Guernica: You have pointed out that the logic of the global war on terror is the same as the logic of terrorism, making victims of civilians. Are there specific works, particularly of fiction, that have arrived close to explaining the post 9/11 world we are living in?

Arundhati Roy: Actually I haven’t really kept up with the world of fiction, sad to say. I don’t even know who won the Booker Prize from one year to the next. But when you read Neruda’s “Standard Oil Co.” you really have to believe that while things change they remain the same.

Guernica: Your old friend Baby Bush is gone. But has Obama been any better? While we are worried about the TSA at airports, in less fortunate places U.S. drone attacks are killing more civilians than militants. Shouldn’t we be raising our voices against the role played by the U.S. terrorist-industrial complex instead of backing, as you suggest, the Iraqi resistance movement?
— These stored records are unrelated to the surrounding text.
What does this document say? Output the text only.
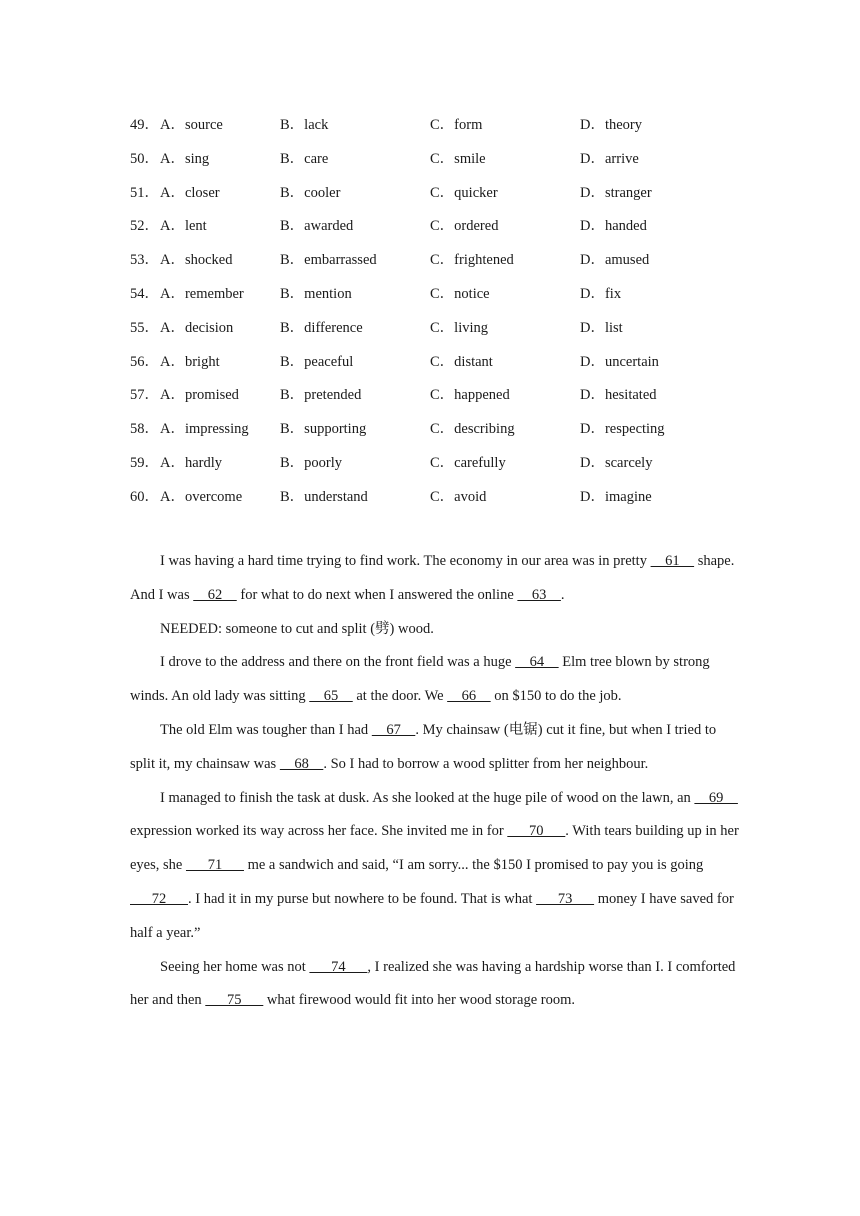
49． A．source	B．lack	C．form	D．theory
50． A．sing	B．care	C．smile	D．arrive
51． A．closer	B．cooler	C．quicker	D．stranger
52． A．lent	B．awarded	C．ordered	D．handed
53． A．shocked	B．embarrassed	C．frightened	D．amused
54． A．remember	B．mention	C．notice	D．fix
55． A．decision	B．difference	C．living	D．list
56． A．bright	B．peaceful	C．distant	D．uncertain
57． A．promised	B．pretended	C．happened	D．hesitated
58． A．impressing B．supporting	C．describing	D．respecting
59． A．hardly	B．poorly	C．carefully	D．scarcely
60． A．overcome	B．understand	C．avoid	D．imagine

I was having a hard time trying to find work. The economy in our area was in pretty     61     shape. And I was     62     for what to do next when I answered the online     63    .

NEEDED: someone to cut and split (劈) wood.

I drove to the address and there on the front field was a huge     64     Elm tree blown by strong winds. An old lady was sitting     65     at the door. We     66     on $150 to do the job.

The old Elm was tougher than I had     67    . My chainsaw (电锯) cut it fine, but when I tried to split it, my chainsaw was     68    . So I had to borrow a wood splitter from her neighbour.

I managed to finish the task at dusk. As she looked at the huge pile of wood on the lawn, an     69     expression worked its way across her face. She invited me in for       70      . With tears building up in her eyes, she       71       me a sandwich and said, “I am sorry... the $150 I promised to pay you is going       72      . I had it in my purse but nowhere to be found. That is what       73       money I have saved for half a year.”

Seeing her home was not       74      , I realized she was having a hardship worse than I. I comforted her and then       75       what firewood would fit into her wood storage room.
Arundhati Roy: I hope I didn’t say we should back the Iraqi resistance movement. I’m not sure what backing a resistance movement means—saying nice things about it? I think I meant that we should become the resistance. If people outside Iraq had actually done more than just weekend demonstrations, then the pressure on the U.S. government could have been huge. Without that, the Iraqis were left on their own in a war zone in which every kind of peaceful dissent was snuffed out. Only the monstrous could survive. And then the world was called upon to condemn them. Even here in India, there are these somewhat artificial debates about  “violent” and “non-violent” resistance—basically a critique of the Maoists’ armed struggle in the mineral-rich forests of Central India. The fact is that if everybody leaves adivasis to fight their own battles against displacement and destitution, it’s impossible to expect them to be Gandhian. However, it is open to people outside the forest, well-off and middle-class people who the media pays mind to, to become a part of the resistance. If they stood up, then perhaps those in the forest would not need to resort to arms. If they won’t stand up, then there’s not much point in their preaching morality to the victims of the war. About Bush and Obama: frankly, I’m tired of debating U.S. politics. There are new kings on the block now.